Quel que soit le statut de l’État membre de destination ou d’origine, « aucune garantie complémentaire n’est demandée. Les bovins doivent être abattus dans les 72 heures après leur arrivée à l’abattoir », notifie la DGAL.

Pour les bovins destinés à l’élevage ou à l’engraissement

Tout opérateur souhaitant réaliser des échanges de bovins vers une zone ou un État membre, dont le statut « indemne » ou le programme d’éradication IBR est reconnu, devra disposer, pour chaque bovin, d’une attestation de l’organisme à vocation vétérinaire (OVS) permettant de garantir que le troupeau d’origine dudit bovin est surveillé selon des conditions au moins équivalentes à celles prévues par le règlement (UE) 2016/429 et ses actes associés.
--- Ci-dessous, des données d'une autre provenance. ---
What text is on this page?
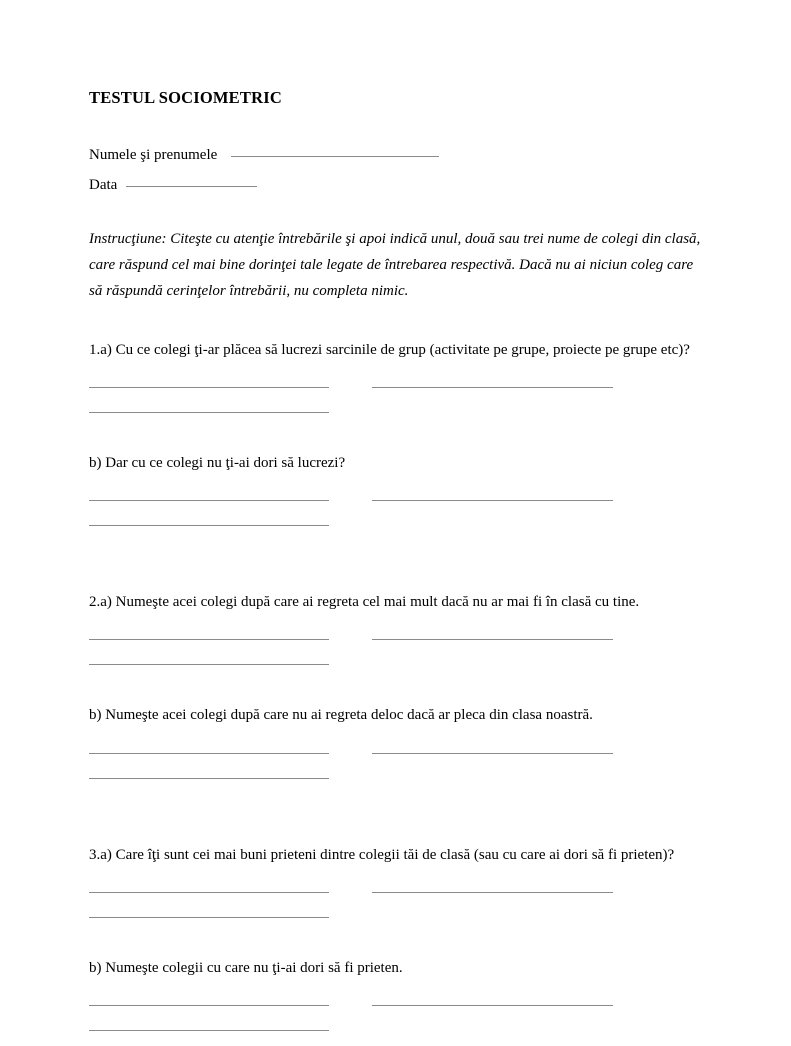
TESTUL SOCIOMETRIC
Numele şi prenumele
Data

Instrucţiune: Citeşte cu atenţie întrebările şi apoi indică unul, două sau trei nume de colegi din clasă, care răspund cel mai bine dorinţei tale legate de întrebarea respectivă. Dacă nu ai niciun coleg care să răspundă cerinţelor întrebării, nu completa nimic.

1.a) Cu ce colegi ţi-ar plăcea să lucrezi sarcinile de grup (activitate pe grupe, proiecte pe grupe etc)?

b) Dar cu ce colegi nu ţi-ai dori să lucrezi?

2.a) Numeşte acei colegi după care ai regreta cel mai mult dacă nu ar mai fi în clasă cu tine.

b) Numeşte acei colegi după care nu ai regreta deloc dacă ar pleca din clasa noastră.

3.a) Care îţi sunt cei mai buni prieteni dintre colegii tăi de clasă (sau cu care ai dori să fi prieten)?

b) Numeşte colegii cu care nu ţi-ai dori să fi prieten.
Et ce, jusqu’à la mise en œuvre de la campagne de prophylaxie de 2022.

« Si dans un lot, au moins un des bovins n’est pas accompagné de cette attestation alors tout le lot doit être considéré, pour cet échange, comme provenant d’un établissement non indemne d’IBR », reprend la DGAL.

Ces dispositions concernent un nombre restreint d’animaux qui sont expédiés vers les États membres suivants : Belgique, Luxembourg, Allemagne, Suisse ainsi que certaines régions de l’Italie.

De même, pour les bovins destinés à l’élevage ou à l’engraissement, les conditions de mouvement sont détaillées pour les cas de figure suivants :

  • En provenance d’un État membre indemne ou d’un État membre ayant un plan d’éradication ;
  • En provenance d’un État membre n’ayant pas de programme d’éradication reconnu et non indemne ;
  • À destination d’un établissement d’engraissement dérogatoire IBR.